Shares in Chesapeake Energy jumped more than a quarter Monday after announcing it would slash its 2009 and 2010 capital expenditure budget by almost 40%. Chesapeake is facing the reality of contracting energy demand and credit availability. Several of its peers, from Royal Dutch Shell to Apache Corp., have also delayed new projects until energy demand, and prices, stabilize.

Investors’ jubilant reaction to Chesapeake’s cutbacks shows how attitudes have changed rapidly. Forget earnings growth; it’s all about survival. Just as banks hoarded cash, industrial companies further down the financing chain are doing the same. Dow Chemical’s stock leapt 7.5% Monday even as it announced large cutbacks to headcount and capex, in part to protect its dividend.

In one respect, such scaling back is reassuring. With the cost of capital up, but project returns assumptions probably flat or down, the spread – or profit – has been squeezed. Growth becomes uneconomic, and capacity must be rationalized.
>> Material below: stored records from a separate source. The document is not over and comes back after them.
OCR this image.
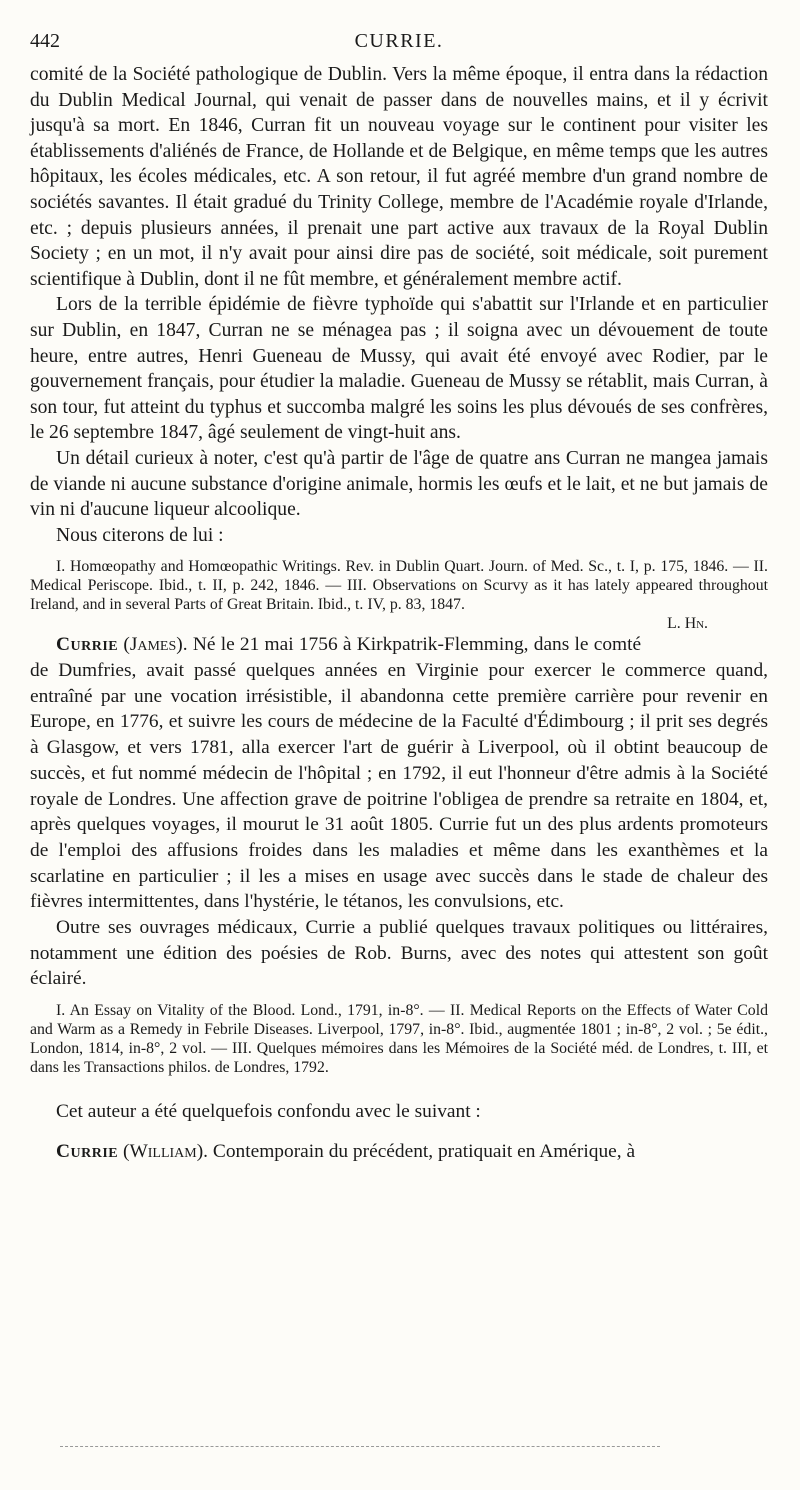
442	CURRIE.

comité de la Société pathologique de Dublin. Vers la même époque, il entra dans la rédaction du Dublin Medical Journal, qui venait de passer dans de nouvelles mains, et il y écrivit jusqu'à sa mort. En 1846, Curran fit un nouveau voyage sur le continent pour visiter les établissements d'aliénés de France, de Hollande et de Belgique, en même temps que les autres hôpitaux, les écoles médicales, etc. A son retour, il fut agréé membre d'un grand nombre de sociétés savantes. Il était gradué du Trinity College, membre de l'Académie royale d'Irlande, etc. ; depuis plusieurs années, il prenait une part active aux travaux de la Royal Dublin Society ; en un mot, il n'y avait pour ainsi dire pas de société, soit médicale, soit purement scientifique à Dublin, dont il ne fût membre, et généralement membre actif.

Lors de la terrible épidémie de fièvre typhoïde qui s'abattit sur l'Irlande et en particulier sur Dublin, en 1847, Curran ne se ménagea pas ; il soigna avec un dévouement de toute heure, entre autres, Henri Gueneau de Mussy, qui avait été envoyé avec Rodier, par le gouvernement français, pour étudier la maladie. Gueneau de Mussy se rétablit, mais Curran, à son tour, fut atteint du typhus et succomba malgré les soins les plus dévoués de ses confrères, le 26 septembre 1847, âgé seulement de vingt-huit ans.

Un détail curieux à noter, c'est qu'à partir de l'âge de quatre ans Curran ne mangea jamais de viande ni aucune substance d'origine animale, hormis les œufs et le lait, et ne but jamais de vin ni d'aucune liqueur alcoolique.

Nous citerons de lui :

I. Homœopathy and Homœopathic Writings. Rev. in Dublin Quart. Journ. of Med. Sc., t. I, p. 175, 1846. — II. Medical Periscope. Ibid., t. II, p. 242, 1846. — III. Observations on Scurvy as it has lately appeared throughout Ireland, and in several Parts of Great Britain. Ibid., t. IV, p. 83, 1847.
L. Hn.

Currie (James). Né le 21 mai 1756 à Kirkpatrik-Flemming, dans le comté de Dumfries, avait passé quelques années en Virginie pour exercer le commerce quand, entraîné par une vocation irrésistible, il abandonna cette première carrière pour revenir en Europe, en 1776, et suivre les cours de médecine de la Faculté d'Édimbourg ; il prit ses degrés à Glasgow, et vers 1781, alla exercer l'art de guérir à Liverpool, où il obtint beaucoup de succès, et fut nommé médecin de l'hôpital ; en 1792, il eut l'honneur d'être admis à la Société royale de Londres. Une affection grave de poitrine l'obligea de prendre sa retraite en 1804, et, après quelques voyages, il mourut le 31 août 1805. Currie fut un des plus ardents promoteurs de l'emploi des affusions froides dans les maladies et même dans les exanthèmes et la scarlatine en particulier ; il les a mises en usage avec succès dans le stade de chaleur des fièvres intermittentes, dans l'hystérie, le tétanos, les convulsions, etc.

Outre ses ouvrages médicaux, Currie a publié quelques travaux politiques ou littéraires, notamment une édition des poésies de Rob. Burns, avec des notes qui attestent son goût éclairé.

I. An Essay on Vitality of the Blood. Lond., 1791, in-8°. — II. Medical Reports on the Effects of Water Cold and Warm as a Remedy in Febrile Diseases. Liverpool, 1797, in-8°. Ibid., augmentée 1801 ; in-8°, 2 vol. ; 5e édit., London, 1814, in-8°, 2 vol. — III. Quelques mémoires dans les Mémoires de la Société méd. de Londres, t. III, et dans les Transactions philos. de Londres, 1792.

Cet auteur a été quelquefois confondu avec le suivant :

Currie (William). Contemporain du précédent, pratiquait en Amérique, à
That doesn’t make it any less painful for everyone involved – or any less risky for investors. Tobias Levkovich, Citigroup’s chief U.S. equity strategist, reckons capex tends to follow credit conditions with a nine-month lag based on historical trends. The last Senior Loan Officers survey, in October, saw another big tightening in business lending, so capex cutbacks could continue well into 2009.

With regard to falling payrolls, they have a clear link to consumer spending. But they also impact capex: Why upgrade a PC that’s no longer used? Investors switching away from consumer stocks and tempted by low earnings multiples in capital goods and materials sectors should think twice.